• Most crops need fertilizer to get enough nitrogen, an essential building block of life.
• Only a few plants have evolved nodules that host nitrogen fixing bacteria, microbes that convert nitrogen in the air into a form plants can use.
• One of the steps toward developing crops that can host nitrogen-fixing bacteria is to understand the biological processes that form these nodules.
• A new study provides insights into the genes and hormones involved in the creation of nodules.
Scientists are one step closer to giving more plants the ability to harness nitrogen-fixing bacteria, which would reduce the need for fertilizer, and in turn, lower costs for farmers and mitigate environmental impacts.
Nitrogen is an essential building block of life. Plants can only absorb nitrogen in some of its chemical forms. Some of these forms of nitrogen are naturally found in soils, but usually not in quantities needed to reach adequate crop yields. Nitrogen is plentiful in the air, but in a form plants can’t use.
A technique that causes fluorescence allows researchers to see how the hormone cytokinin is involved in forming root nodules.
“Some bacteria that live in the soil are able to convert atmospheric nitrogen into one of the forms plants can use — this is called nitrogen fixation. A few plant species, mainly in the legume family, have evolved root nodules that attract and host these bacteria. These nodules allow the plant absorb the nitrogen the bacteria fix, and in exchange, the bacteria get sugars from the plant,” said Matias Kirst, a professor of plant genomics in the UF/IFAS School of Forest, Fisheries and Geomatic Sciences and a member of the UF Genetics Institute.
“The big questions we have are, can we teach other plants to make nodules, and will these nodules attract nitrogen fixing bacteria?” Kirst said.
Before these questions can be answered, scientists need a better understanding of how legumes, the original nitrogen-fixing plants, form their own nodules. Uncovering this complex process could allow scientists to replicate it in other plants, said Kirst, senior author of a new study that unpacks that process.
“When legumes come in contact with nitrogen-fixing microbes, we know there is a big surge in a plant hormone called cytokinin and that this leads to nodule formation. In this study, we wanted to get a real-time picture of when that surge happens and where the activity is happening in plants that forms nodules,” Kirst said.
To observe that play-by-play, the research team used a technique that causes fluorescence in the presence of cytokinin — the area glows in the dark — allowing researchers to see the hormone’s every move. They found that cytokinin activity happens in two stages. In the first stage, cytokinin is produced in the outer layer of the root and moves inward. In the second stage, that inner part of the root pushes outward like a balloon, forming the nodule.

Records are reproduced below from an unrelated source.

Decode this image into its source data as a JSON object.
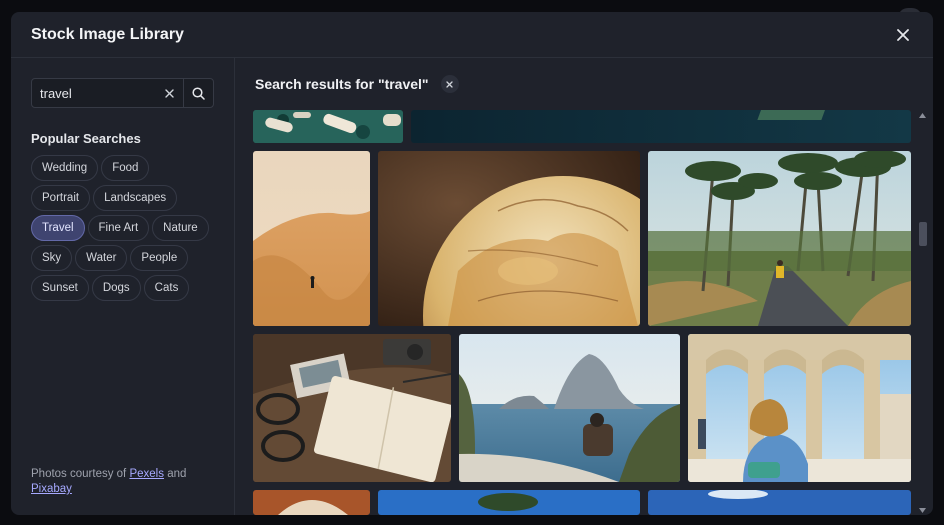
{
  "modal": {
    "title": "Stock Image Library"
  },
  "search": {
    "value": "travel",
    "placeholder": ""
  },
  "popular": {
    "title": "Popular Searches",
    "chips": [
      {
        "label": "Wedding",
        "active": false
      },
      {
        "label": "Food",
        "active": false
      },
      {
        "label": "Portrait",
        "active": false
      },
      {
        "label": "Landscapes",
        "active": false
      },
      {
        "label": "Travel",
        "active": true
      },
      {
        "label": "Fine Art",
        "active": false
      },
      {
        "label": "Nature",
        "active": false
      },
      {
        "label": "Sky",
        "active": false
      },
      {
        "label": "Water",
        "active": false
      },
      {
        "label": "People",
        "active": false
      },
      {
        "label": "Sunset",
        "active": false
      },
      {
        "label": "Dogs",
        "active": false
      },
      {
        "label": "Cats",
        "active": false
      }
    ]
  },
  "credits": {
    "prefix": "Photos courtesy of",
    "link1": "Pexels",
    "middle": "and",
    "link2": "Pixabay"
  },
  "results": {
    "title": "Search results for \"travel\""
  },
  "colors": {
    "modal_bg": "#1f222b",
    "active_chip": "#3f4470",
    "link": "#a6a9ff"
  },
  "icons": {
    "close": "close-icon",
    "clear": "clear-search-icon",
    "search": "search-icon"
  }
}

The study also found that this second stage of cytokinin activity is controlled by a gene called IPT3. They confirmed this both through the fluorescence technique and by observing plants that were missing the IPT3 gene. In the plants missing the gene, nodule formation didn’t occur, which tells the researchers that this gene plays a key role in the process.
All plants have cytokinin and the IPT3 gene, Kirst said.
“Biologically speaking, every plant has the ingredients for making a nodule, but it’s a matter of expressing the right gene at the right time and place. This is what we’re learning from this research. We hope to apply this understanding to developing plants that can generate nodules,” Kirst explained.
After that, the next big question is whether nitrogen-fixing bacteria will move into those nodules, Kirst said.
The study, which is published in the journal “Plant Physiology,” was authored by an interdisciplinary team of researchers from UF/IFAS, University of Wisconsin – Madison and the Noble Research Institute. The study was supported by a grant from the U.S. Department of Energy.